German controversial writer and Christian Hebraist

Johann Stephan Rittangel (Rittangelius) (1606 – 1652) was a German controversial writer and Christian Hebraist.

==Life==
He was born at Forscheim near Bamberg. It is stated that he was born a Jew, became converted to Roman Catholicism, then became a Calvinist, and lastly joined the Lutheran Church. He became professor of Oriental languages at Königsberg.

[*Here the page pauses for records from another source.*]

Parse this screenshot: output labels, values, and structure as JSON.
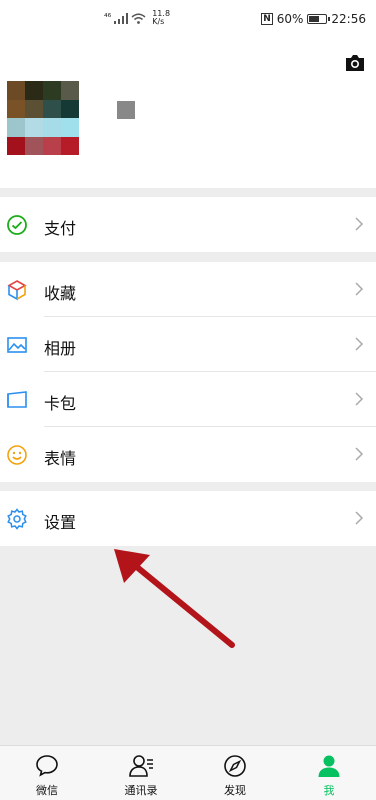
{
  "status_bar": {
    "network_label": "⁴⁶",
    "speed_value": "11.8",
    "speed_unit": "K/s",
    "nfc_label": "N",
    "battery_percent": "60%",
    "battery_level": 0.6,
    "time": "22:56"
  },
  "profile": {
    "avatar_colors": [
      "#6b4a25",
      "#2a2a16",
      "#2d3b22",
      "#5a5a4a",
      "#7a5228",
      "#5b5034",
      "#2f4f4b",
      "#153a36",
      "#9cc5cc",
      "#b3dbe6",
      "#a6dce8",
      "#9fe0ec",
      "#a3121c",
      "#a0545a",
      "#b9404a",
      "#b51c28"
    ]
  },
  "menu": {
    "pay": {
      "label": "支付",
      "icon": "pay-icon"
    },
    "group2": [
      {
        "key": "favorites",
        "label": "收藏",
        "icon": "favorites-cube-icon"
      },
      {
        "key": "album",
        "label": "相册",
        "icon": "album-icon"
      },
      {
        "key": "cards",
        "label": "卡包",
        "icon": "card-wallet-icon"
      },
      {
        "key": "stickers",
        "label": "表情",
        "icon": "smiley-icon"
      }
    ],
    "settings": {
      "label": "设置",
      "icon": "gear-icon"
    }
  },
  "tabbar": {
    "items": [
      {
        "label": "微信",
        "icon": "chat-bubble-icon",
        "active": false
      },
      {
        "label": "通讯录",
        "icon": "contacts-icon",
        "active": false
      },
      {
        "label": "发现",
        "icon": "compass-icon",
        "active": false
      },
      {
        "label": "我",
        "icon": "person-icon",
        "active": true
      }
    ]
  },
  "colors": {
    "accent_green": "#07c160",
    "annotation_arrow": "#b3141a",
    "background": "#ededed"
  }
}
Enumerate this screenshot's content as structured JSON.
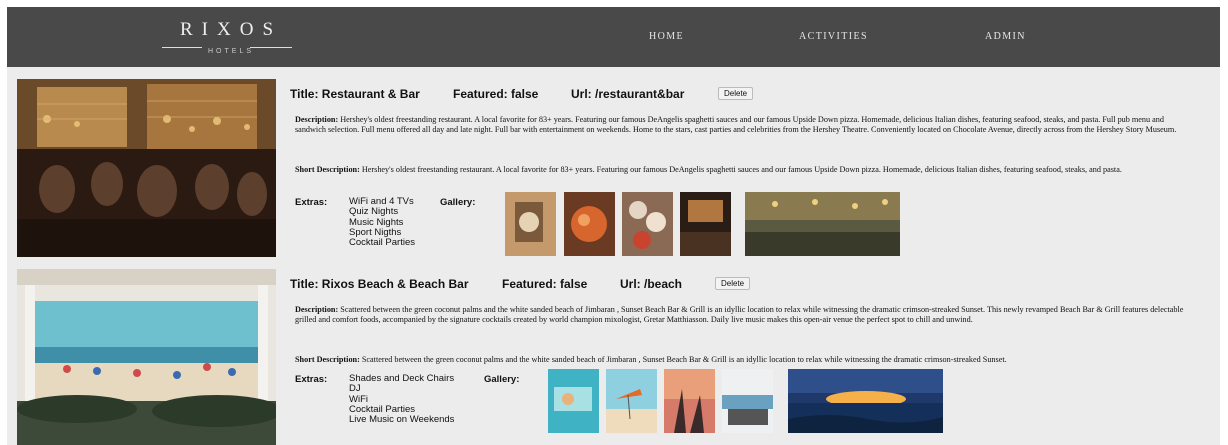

Rittangel visited the Netherlands and England in 1641–2. He taught Hebrew in Amsterdam, where he dressed like a rabbi, but others found him hard to place. He obtained a Hebrew manuscript of the Sefer Yezirah through the Mennonite merchant Gerebrand Anslo, for translation into Latin. He was in London in late 1641, meeting Comenius and John Dury. His English contacts were interested in his direct knowledge of the Karaites, and the Samuel Hartlib papers contain an account by Rittangel of them. Johann Moriaen of the Hartlib Circle saw to the publication of the Yezirah translation in Amsterdam in 1642. Rittangel's knowledge of the Karaites was reported to be from a visit in 1641 to a community at Trakai, according to Mordecai ben Nissan.

Rittangel died at Königsberg in 1652.

==Works==
Rittangel issued a number of translations of Hebrew works:

- of the Sefer Yezira, as Liber Jezirah qui Abrahamo Patriarchae adscribitur, 1642;
- of the Passover Haggadah, 1644, published also in his Libra Veritatis (Franeker, 1698); and
- one of the earliest translations of Jewish prayers, under the title Hochfeyerliche Sollennitaeten, Gebethe und Collecten Anstatt der Opfer, Nebst Andern Ceremonien so von der Jüdischen Kirchen am Ersten Neuen-Jahrs-Tag Gebetet und Abgehandelt Werden Müssen, Königsberg, 1652.

His posthumous work Bilibra Veritatis was written to substantiate the claim that the Targums prove the doctrine of the Trinity. This is also the subject of his Veritas Religionis Christianæ (Franeker, 1699).